Un importante plan para evitar que los organismos federales de control se vuelvan demasiado amigables en relación con los bancos que deben fiscalizar ha sido descartado por el nuevo regulador del presidente estadounidense, Donald Trump, en Wall Street.
Durante años, la Oficina del Contralor de la Moneda (OCC, por su sigla en inglés) intentó eliminar a cientos de inspectores que trabajan dentro de las oficinas de JPMorgan Chase & Co., Citigroup Inc. y otros prestamistas.
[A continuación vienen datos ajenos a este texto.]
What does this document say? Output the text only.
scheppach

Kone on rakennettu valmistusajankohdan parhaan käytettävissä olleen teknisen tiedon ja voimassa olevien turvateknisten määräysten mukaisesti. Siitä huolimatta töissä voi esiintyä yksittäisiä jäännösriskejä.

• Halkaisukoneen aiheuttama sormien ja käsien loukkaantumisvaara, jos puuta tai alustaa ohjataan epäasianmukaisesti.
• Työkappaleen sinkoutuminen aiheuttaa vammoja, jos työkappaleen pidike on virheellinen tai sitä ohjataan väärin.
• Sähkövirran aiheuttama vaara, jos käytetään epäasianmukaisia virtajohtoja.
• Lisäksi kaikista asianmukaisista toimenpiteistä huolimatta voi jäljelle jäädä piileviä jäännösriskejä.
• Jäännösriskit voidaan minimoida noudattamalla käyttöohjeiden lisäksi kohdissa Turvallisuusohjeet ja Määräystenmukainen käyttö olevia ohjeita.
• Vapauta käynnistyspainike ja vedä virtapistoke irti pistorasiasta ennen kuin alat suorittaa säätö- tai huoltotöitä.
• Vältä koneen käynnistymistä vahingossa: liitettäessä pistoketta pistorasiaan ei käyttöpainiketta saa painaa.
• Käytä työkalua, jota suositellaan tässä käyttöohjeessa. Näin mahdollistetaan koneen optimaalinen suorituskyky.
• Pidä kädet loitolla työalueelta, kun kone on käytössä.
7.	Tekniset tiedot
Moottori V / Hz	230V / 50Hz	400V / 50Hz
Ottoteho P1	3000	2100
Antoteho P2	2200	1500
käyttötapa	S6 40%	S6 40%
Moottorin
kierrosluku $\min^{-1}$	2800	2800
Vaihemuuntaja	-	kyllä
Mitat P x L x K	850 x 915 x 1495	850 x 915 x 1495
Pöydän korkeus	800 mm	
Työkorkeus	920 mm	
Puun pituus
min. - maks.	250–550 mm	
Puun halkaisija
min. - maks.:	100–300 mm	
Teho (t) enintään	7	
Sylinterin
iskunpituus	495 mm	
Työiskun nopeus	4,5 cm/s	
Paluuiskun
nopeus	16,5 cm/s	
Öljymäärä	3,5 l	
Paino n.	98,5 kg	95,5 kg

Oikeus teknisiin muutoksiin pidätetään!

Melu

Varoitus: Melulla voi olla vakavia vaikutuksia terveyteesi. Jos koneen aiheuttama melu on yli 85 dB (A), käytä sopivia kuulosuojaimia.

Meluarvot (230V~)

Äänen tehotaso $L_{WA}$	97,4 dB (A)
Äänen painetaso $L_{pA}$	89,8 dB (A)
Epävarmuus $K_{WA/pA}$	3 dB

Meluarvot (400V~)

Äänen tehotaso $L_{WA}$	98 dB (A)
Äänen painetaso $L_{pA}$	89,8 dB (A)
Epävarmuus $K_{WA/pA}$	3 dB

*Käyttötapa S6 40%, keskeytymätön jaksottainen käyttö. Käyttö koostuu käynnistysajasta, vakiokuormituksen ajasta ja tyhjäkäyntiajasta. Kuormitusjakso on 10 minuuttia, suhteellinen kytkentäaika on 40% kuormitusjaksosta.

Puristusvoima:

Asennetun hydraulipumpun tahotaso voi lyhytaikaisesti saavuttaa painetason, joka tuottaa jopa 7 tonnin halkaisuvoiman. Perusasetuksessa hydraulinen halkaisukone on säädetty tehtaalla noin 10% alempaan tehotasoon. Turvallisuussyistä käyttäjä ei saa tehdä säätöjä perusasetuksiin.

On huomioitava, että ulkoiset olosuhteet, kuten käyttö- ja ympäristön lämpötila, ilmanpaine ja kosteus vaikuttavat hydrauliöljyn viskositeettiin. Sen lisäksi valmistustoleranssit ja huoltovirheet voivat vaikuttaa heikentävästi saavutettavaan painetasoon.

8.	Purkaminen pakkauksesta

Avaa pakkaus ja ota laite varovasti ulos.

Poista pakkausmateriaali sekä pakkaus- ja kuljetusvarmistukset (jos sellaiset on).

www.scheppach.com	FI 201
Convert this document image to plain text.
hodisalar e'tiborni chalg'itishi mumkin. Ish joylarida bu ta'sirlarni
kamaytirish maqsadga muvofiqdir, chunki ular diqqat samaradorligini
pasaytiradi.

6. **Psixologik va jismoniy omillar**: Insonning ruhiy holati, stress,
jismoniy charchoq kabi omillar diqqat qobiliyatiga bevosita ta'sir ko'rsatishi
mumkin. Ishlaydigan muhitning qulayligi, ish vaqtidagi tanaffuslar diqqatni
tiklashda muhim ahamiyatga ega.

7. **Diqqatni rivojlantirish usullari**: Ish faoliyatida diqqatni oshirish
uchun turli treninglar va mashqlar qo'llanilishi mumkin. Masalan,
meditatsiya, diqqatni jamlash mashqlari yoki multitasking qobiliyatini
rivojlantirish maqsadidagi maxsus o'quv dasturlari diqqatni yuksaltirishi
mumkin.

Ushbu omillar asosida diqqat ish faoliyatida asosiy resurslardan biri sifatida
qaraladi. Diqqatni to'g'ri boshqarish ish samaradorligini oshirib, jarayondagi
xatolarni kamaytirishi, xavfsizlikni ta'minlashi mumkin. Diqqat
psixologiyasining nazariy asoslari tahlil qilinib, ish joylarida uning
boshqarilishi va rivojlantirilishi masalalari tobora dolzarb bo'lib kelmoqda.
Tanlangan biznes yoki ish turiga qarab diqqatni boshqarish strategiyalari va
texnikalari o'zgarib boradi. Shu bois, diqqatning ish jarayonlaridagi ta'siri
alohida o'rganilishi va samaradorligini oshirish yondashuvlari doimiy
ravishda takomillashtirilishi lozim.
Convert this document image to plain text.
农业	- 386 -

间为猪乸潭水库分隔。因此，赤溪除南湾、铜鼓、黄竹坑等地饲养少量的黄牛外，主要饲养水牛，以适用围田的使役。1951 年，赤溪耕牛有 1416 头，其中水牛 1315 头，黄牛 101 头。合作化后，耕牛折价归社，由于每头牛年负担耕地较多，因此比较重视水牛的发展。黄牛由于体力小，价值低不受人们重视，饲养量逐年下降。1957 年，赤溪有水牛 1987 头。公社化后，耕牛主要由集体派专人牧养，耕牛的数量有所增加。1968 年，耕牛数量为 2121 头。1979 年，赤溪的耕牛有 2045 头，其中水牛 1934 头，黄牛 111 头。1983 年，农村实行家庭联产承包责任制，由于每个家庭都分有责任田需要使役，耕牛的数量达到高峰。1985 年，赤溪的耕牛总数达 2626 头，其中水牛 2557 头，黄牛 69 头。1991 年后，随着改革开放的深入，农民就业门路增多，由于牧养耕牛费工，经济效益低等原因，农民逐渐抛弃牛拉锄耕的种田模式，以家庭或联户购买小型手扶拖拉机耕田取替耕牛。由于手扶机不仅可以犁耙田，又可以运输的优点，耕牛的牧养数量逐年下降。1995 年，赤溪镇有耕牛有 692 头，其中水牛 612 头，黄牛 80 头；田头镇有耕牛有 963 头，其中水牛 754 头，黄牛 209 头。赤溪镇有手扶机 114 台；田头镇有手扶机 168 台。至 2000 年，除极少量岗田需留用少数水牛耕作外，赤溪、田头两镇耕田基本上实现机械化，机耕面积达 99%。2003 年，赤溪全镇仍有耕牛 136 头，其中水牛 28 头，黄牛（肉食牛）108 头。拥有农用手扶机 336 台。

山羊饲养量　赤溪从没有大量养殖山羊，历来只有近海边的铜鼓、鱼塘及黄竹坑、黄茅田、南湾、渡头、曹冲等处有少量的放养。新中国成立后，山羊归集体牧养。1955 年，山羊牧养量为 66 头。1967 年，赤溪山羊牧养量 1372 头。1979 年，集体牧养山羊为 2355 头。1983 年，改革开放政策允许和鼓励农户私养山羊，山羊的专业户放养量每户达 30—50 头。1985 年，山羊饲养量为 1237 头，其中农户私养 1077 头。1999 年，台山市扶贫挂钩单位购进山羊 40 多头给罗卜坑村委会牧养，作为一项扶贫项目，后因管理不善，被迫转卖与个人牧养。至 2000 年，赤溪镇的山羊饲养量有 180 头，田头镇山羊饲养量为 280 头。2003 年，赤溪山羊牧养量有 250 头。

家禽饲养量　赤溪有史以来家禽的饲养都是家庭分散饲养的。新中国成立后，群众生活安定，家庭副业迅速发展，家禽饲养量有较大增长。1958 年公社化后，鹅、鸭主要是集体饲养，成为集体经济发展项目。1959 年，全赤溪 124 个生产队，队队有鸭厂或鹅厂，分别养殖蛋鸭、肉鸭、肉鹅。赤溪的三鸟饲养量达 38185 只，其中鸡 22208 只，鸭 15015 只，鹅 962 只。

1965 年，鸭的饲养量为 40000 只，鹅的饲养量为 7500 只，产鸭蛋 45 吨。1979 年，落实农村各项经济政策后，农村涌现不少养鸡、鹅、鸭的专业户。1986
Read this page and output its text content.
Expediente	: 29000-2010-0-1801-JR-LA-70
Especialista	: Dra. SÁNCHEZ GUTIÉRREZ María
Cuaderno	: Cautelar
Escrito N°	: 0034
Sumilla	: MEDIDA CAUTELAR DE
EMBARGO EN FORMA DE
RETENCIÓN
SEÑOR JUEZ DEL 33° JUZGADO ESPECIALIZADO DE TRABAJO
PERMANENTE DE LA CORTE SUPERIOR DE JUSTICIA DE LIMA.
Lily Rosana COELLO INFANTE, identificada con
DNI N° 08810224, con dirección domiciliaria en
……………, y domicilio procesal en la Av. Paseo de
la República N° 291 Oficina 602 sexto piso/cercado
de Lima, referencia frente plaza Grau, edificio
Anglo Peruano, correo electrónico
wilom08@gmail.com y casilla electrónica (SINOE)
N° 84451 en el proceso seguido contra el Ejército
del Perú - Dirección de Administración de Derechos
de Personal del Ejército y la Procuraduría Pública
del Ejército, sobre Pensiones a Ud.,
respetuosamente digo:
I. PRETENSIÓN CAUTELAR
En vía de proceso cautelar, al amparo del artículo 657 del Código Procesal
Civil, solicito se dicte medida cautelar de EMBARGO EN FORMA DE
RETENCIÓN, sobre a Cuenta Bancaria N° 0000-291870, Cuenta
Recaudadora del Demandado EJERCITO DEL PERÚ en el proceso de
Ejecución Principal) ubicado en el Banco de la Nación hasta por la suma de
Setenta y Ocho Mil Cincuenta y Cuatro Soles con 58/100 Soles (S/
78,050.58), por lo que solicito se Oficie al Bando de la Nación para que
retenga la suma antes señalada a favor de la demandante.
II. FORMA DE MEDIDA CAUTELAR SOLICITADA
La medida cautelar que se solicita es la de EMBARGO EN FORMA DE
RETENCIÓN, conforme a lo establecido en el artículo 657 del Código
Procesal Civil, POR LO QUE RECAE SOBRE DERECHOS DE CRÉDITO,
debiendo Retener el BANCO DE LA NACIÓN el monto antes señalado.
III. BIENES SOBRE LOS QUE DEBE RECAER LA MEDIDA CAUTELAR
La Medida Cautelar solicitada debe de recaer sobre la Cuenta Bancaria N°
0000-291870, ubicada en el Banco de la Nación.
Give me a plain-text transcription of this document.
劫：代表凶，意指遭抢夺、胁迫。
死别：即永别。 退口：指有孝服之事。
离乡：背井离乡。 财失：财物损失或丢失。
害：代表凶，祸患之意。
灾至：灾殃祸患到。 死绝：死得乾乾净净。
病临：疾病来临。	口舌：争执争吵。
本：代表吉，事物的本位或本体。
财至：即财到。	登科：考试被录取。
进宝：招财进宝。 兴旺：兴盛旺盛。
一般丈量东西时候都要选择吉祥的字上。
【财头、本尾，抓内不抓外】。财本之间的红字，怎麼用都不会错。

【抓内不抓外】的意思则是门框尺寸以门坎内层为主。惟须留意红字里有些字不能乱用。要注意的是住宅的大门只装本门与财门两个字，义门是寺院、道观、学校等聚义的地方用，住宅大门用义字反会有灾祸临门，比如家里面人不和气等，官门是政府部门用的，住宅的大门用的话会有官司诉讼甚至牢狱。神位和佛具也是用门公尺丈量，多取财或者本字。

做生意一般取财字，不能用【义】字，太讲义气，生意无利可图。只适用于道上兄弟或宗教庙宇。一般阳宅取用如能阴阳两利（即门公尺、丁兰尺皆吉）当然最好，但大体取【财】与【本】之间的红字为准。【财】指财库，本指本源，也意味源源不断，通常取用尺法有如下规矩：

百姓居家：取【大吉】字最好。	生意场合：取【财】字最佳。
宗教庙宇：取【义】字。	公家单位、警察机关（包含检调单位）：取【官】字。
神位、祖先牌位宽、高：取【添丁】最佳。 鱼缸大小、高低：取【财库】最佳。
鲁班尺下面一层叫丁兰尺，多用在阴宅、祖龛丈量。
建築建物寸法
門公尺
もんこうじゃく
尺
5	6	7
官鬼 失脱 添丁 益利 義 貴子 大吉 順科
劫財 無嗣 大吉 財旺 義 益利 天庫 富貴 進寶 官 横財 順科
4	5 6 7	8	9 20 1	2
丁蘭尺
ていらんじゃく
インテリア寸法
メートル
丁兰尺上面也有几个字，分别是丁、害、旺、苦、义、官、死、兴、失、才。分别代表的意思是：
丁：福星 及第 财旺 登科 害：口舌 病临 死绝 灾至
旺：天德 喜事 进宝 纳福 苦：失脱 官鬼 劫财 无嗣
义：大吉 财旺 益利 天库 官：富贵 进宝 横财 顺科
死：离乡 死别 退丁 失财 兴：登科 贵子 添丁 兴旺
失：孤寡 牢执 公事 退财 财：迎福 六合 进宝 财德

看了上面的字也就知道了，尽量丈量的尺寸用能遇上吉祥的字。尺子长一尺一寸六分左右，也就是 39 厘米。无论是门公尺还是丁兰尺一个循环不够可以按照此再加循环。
En solo su segunda semana de trabajo, el director de la OCC, Joseph Otting, eliminó la iniciativa.
“Tras una revisión, no es práctico continuar con los esfuerzos de la agencia para sacar a los inspectores residentes de las ubicaciones in situ”, señaló el exbanquero Otting, en un comunicado a Bloomberg News. Otras reformas, como la rotación regular de supervisores de un banco a otro para que no pasen demasiado tiempo en una empresa en particular, demuestran que la OCC ha tomado medidas para evitar la “cautividad del regulador”, dijo Otting, quien dirigió One West Bank Group cuando el secretario del Tesoro, Steven Mnuchin, era presidente de la entidad prestamista. Entre los factores citados que contribuyeron a que la OCC decidiera mantener el statu quo figuran el alto costo de los bienes raíces en Manhattan y la carga que enfrentarían los inspectores al ir y venir entre las oficinas gubernamentales y los bancos de Wall Street.